Thousands of women assaulted; new fighting in eastern DR of Congo, UN says

Thousands of women and girls between the ages of 5 and 80 in the eastern area of the Democratic Republic of the Congo have been tortured and raped and many are nursing bullet wounds, the United Nations World Food Programme (WFP) said today.

At a briefing in Geneva, WFP spokesperson Christiane Berthiaume said the agency believed that these incidents were just the tip of the iceberg.

On a web site erected by the UN Fund for Women (UNIFEM), the occurrence of rape in conflict is shown to take place in every current war, but the DRC is singled out.

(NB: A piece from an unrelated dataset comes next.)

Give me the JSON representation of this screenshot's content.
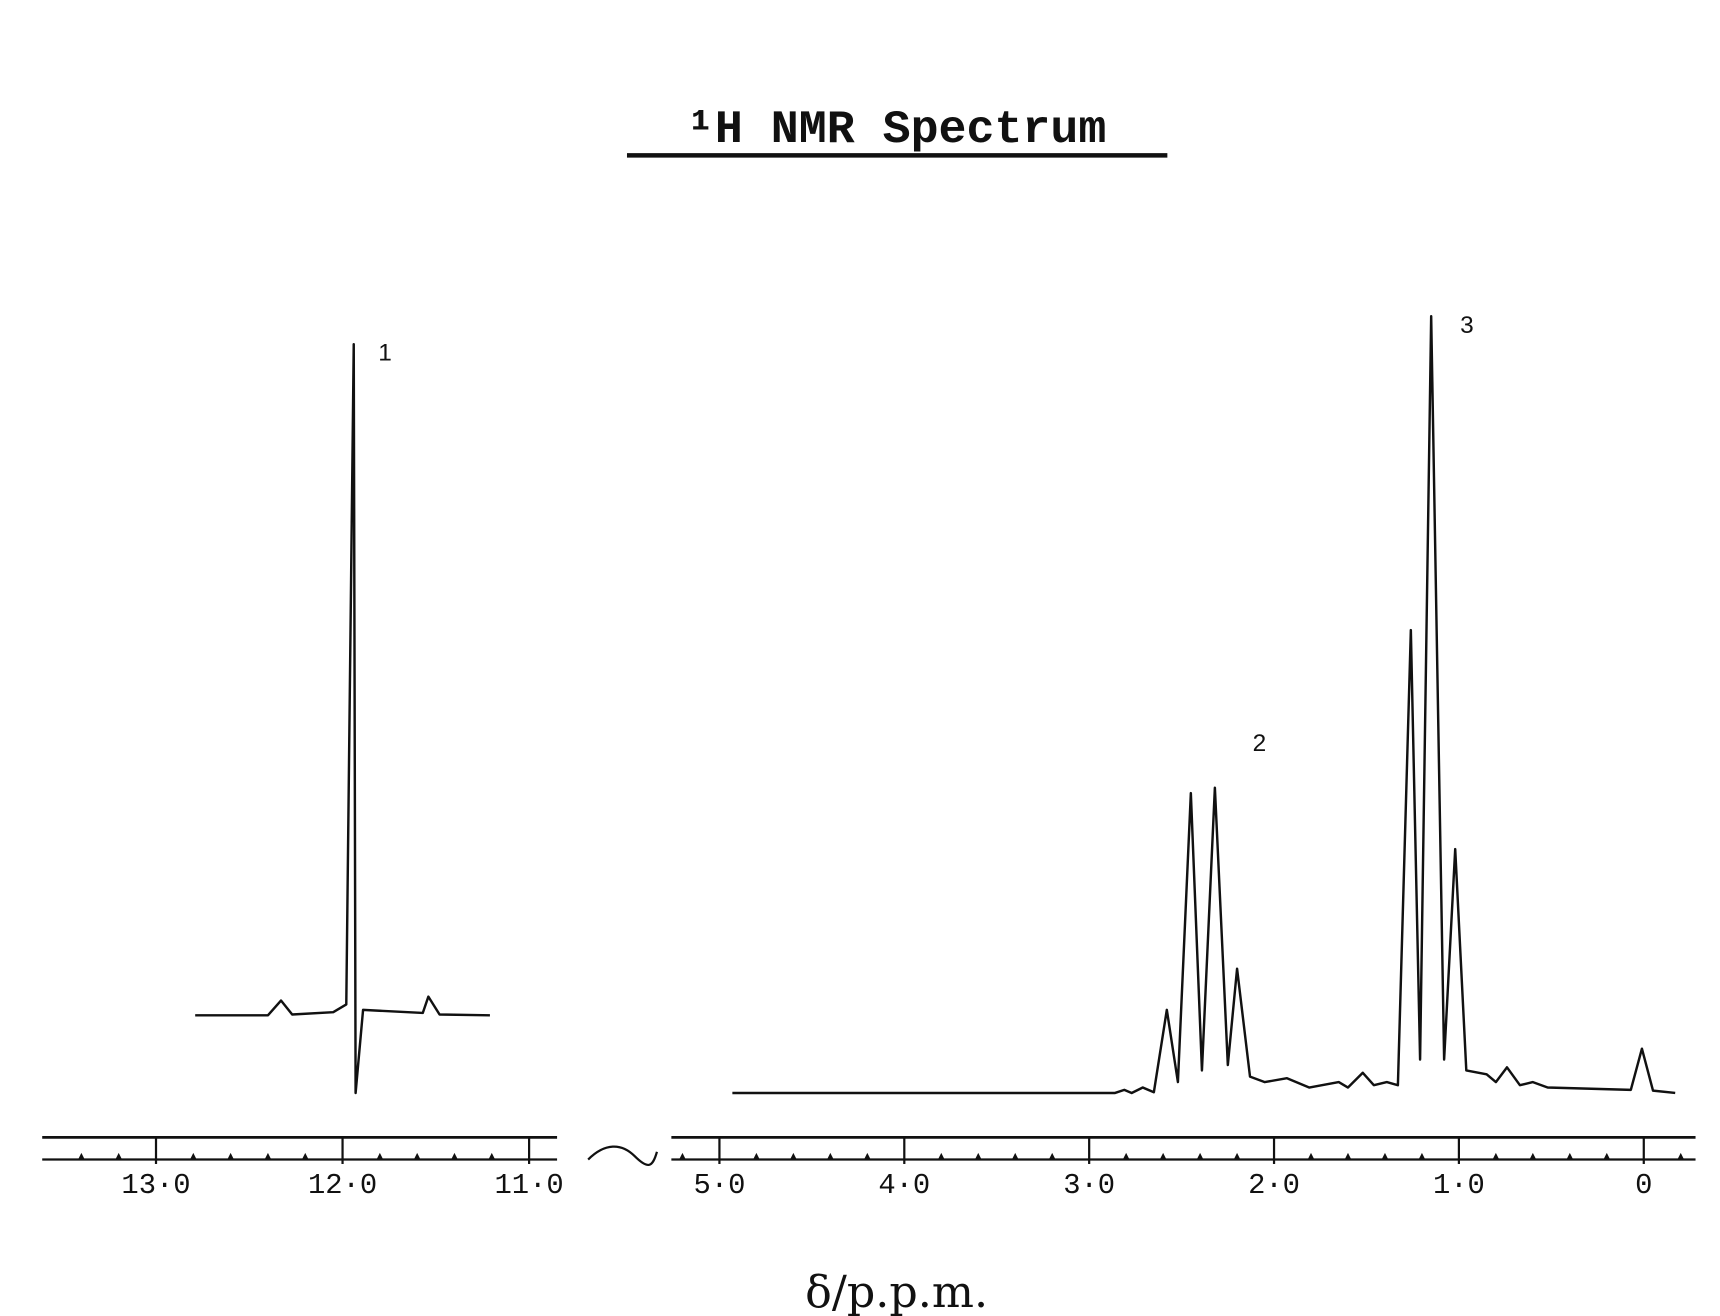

"In many war situations, violence against women has reached incomprehensible levels of brutality and cruelty. In the Democratic Republic of the Congo, where hundreds of thousands of women are thought to have been raped since 1998, sexual mutilation and even cannibalism were reported in 2003, with armed groups particularly targeting Pygmy women for cannibalism and genocide," according to a UNIFEM fact sheet.

UNIFEM said impunity for war crimes that target women because of their gender must end and wartime rapists must be tried and punished.

Between 2,000 and 4,000 Congolese were on the run in the eastern region, meanwhile, after fighting broke out on Friday between a Congolese Mayi-Mayi militia and a Rwandan rebel group in South Kivu province, the UN Office for the Coordination of Humanitarian Affairs (OCHA) said.

"Humanitarian agencies are reportedly overwhelmed by the sudden influx and concerted efforts are underway to respond to IDP (internally displaced persons) needs," OCHA said in a news release.

The new displacement was occurring shortly after a joint team, drawn from UN humanitarian agencies, had visited South Kivu on an assessment mission, OCHA said.

In a regional population of about 375,000, IDPs numbered 76,500, while 49,500 other people had just returned from five to seven years in exile, OCHA said.

Providing food was a problem. "Although the region is very fertile, many people refuse to resume cultivation of their fields, the systematic pillage of crops having become a common practice among armed groups," the Office said. "Malnutrition was clearly visible among populations the mission could visit."

The mission recommended urgent distribution of seeds and tools, but in conjunction with food aid to prevent recipients from eating the seeds. Roads would have to be repaired to allow the transportation of harvests from fields to markets, OCHA said.